The posts of this page are just that – posts. This means, obviously, that they are not journal articles (you may access my articles on the my papers page of this site). Part of my aim in publishing them here has been to give voice to certain ways of doing philosophy that are very difficult, if not impossible, to do within the medium of the journal article. If what you see here is less polished than what you will find in an article, it is often more raw. If it is less connected to the literature, it is often more accessible to those who have no need for a literature. If its questions are occasionally too wide, no one will doubt that those questions are genuinely philosophical ones. My style will often rely more on personal experience and pithy observations than would be justified in a journal format. But this is just to recognize that such things have a place in philosophy, while still ceding to the article its place.

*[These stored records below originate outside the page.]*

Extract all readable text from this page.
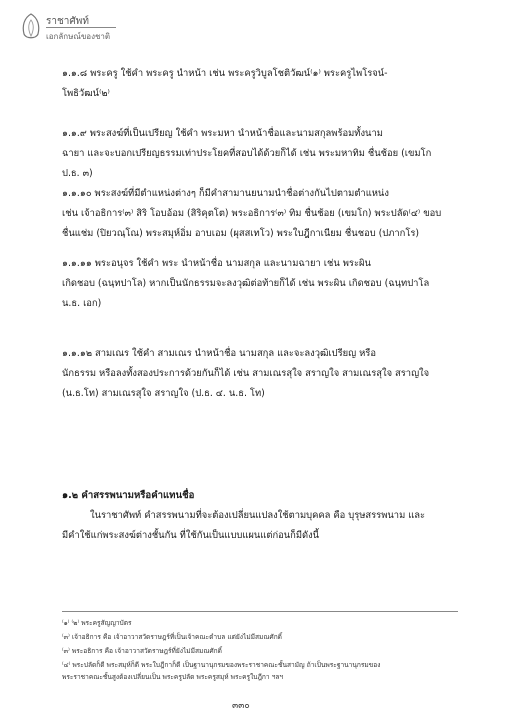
ราชาศัพท์
เอกลักษณ์ของชาติ
๑.๑.๘ พระครู ใช้คำ พระครู นำหน้า เช่น พระครูวิบูลโชติวัฒน์⁽๑⁾ พระครูไพโรจน์-
โพธิวัฒน์⁽๒⁾
๑.๑.๙ พระสงฆ์ที่เป็นเปรียญ ใช้คำ พระมหา นำหน้าชื่อและนามสกุลพร้อมทั้งนาม
ฉายา และจะบอกเปรียญธรรมเท่าประโยคที่สอบได้ด้วยก็ได้ เช่น พระมหาทิม ชื่นช้อย (เขมโก
ป.ธ. ๓)
๑.๑.๑๐ พระสงฆ์ที่มีตำแหน่งต่างๆ ก็มีคำสามานยนามนำชื่อต่างกันไปตามตำแหน่ง
เช่น เจ้าอธิการ⁽๓⁾ สิริ โอบอ้อม (สิริคุตโต) พระอธิการ⁽๓⁾ ทิม ชื่นช้อย (เขมโก) พระปลัด⁽๔⁾ ขอบ
ชื่นแช่ม (ปิยวณฺโณ) พระสมุห์อิ่ม อาบเอม (ผุสสเทโว) พระใบฎีกาเนียม ชื่นชอบ (ปภากโร)
๑.๑.๑๑ พระอนุจร ใช้คำ พระ นำหน้าชื่อ นามสกุล และนามฉายา เช่น พระผิน
เกิดชอบ (ฉนฺทปาโล) หากเป็นนักธรรมจะลงวุฒิต่อท้ายก็ได้ เช่น พระผิน เกิดชอบ (ฉนฺทปาโล
น.ธ. เอก)
๑.๑.๑๒ สามเณร ใช้คำ สามเณร นำหน้าชื่อ นามสกุล และจะลงวุฒิเปรียญ หรือ
นักธรรม หรือลงทั้งสองประการด้วยกันก็ได้ เช่น สามเณรสุใจ สราญใจ สามเณรสุใจ สราญใจ
(น.ธ.โท) สามเณรสุใจ สราญใจ (ป.ธ. ๔. น.ธ. โท)
๑.๒ คำสรรพนามหรือคำแทนชื่อ
ในราชาศัพท์ คำสรรพนามที่จะต้องเปลี่ยนแปลงใช้ตามบุคคล คือ บุรุษสรรพนาม และ
มีคำใช้แก่พระสงฆ์ต่างชั้นกัน ที่ใช้กันเป็นแบบแผนแต่ก่อนก็มีดังนี้
⁽๑⁾ ⁽๒⁾ พระครูสัญญาบัตร
⁽๓⁾ เจ้าอธิการ คือ เจ้าอาวาสวัดราษฎร์ที่เป็นเจ้าคณะตำบล แต่ยังไม่มีสมณศักดิ์
⁽๓⁾ พระอธิการ คือ เจ้าอาวาสวัดราษฎร์ที่ยังไม่มีสมณศักดิ์
⁽๔⁾ พระปลัดก็ดี พระสมุห์ก็ดี พระใบฎีกาก็ดี เป็นฐานานุกรมของพระราชาคณะชั้นสามัญ ถ้าเป็นพระฐานานุกรมของ
พระราชาคณะชั้นสูงต้องเปลี่ยนเป็น พระครูปลัด พระครูสมุห์ พระครูใบฎีกา ฯลฯ
๓๓๐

Lastly, many of the questions encountered in one way or another in these posts seek to shed light on the meta-theoretical structures governing the practice of philosophy today. What exactly, for instance, is referred to by the phrase “the literature”? What do the use of citation networks suggest about the way philosophical research is evaluated? What does it mean to characterize philosophy as a kind of “research” in the first place? For obvious reasons, these kinds of questions have no real place within the traditional media of the contemporary philosophical landscape.

That having been said, I hope that you enjoy what you find here. More importantly, I hope that it spurs you on to pay love and heed to that wisdom, forgetful though we are of it, in whose service we have been enlisted.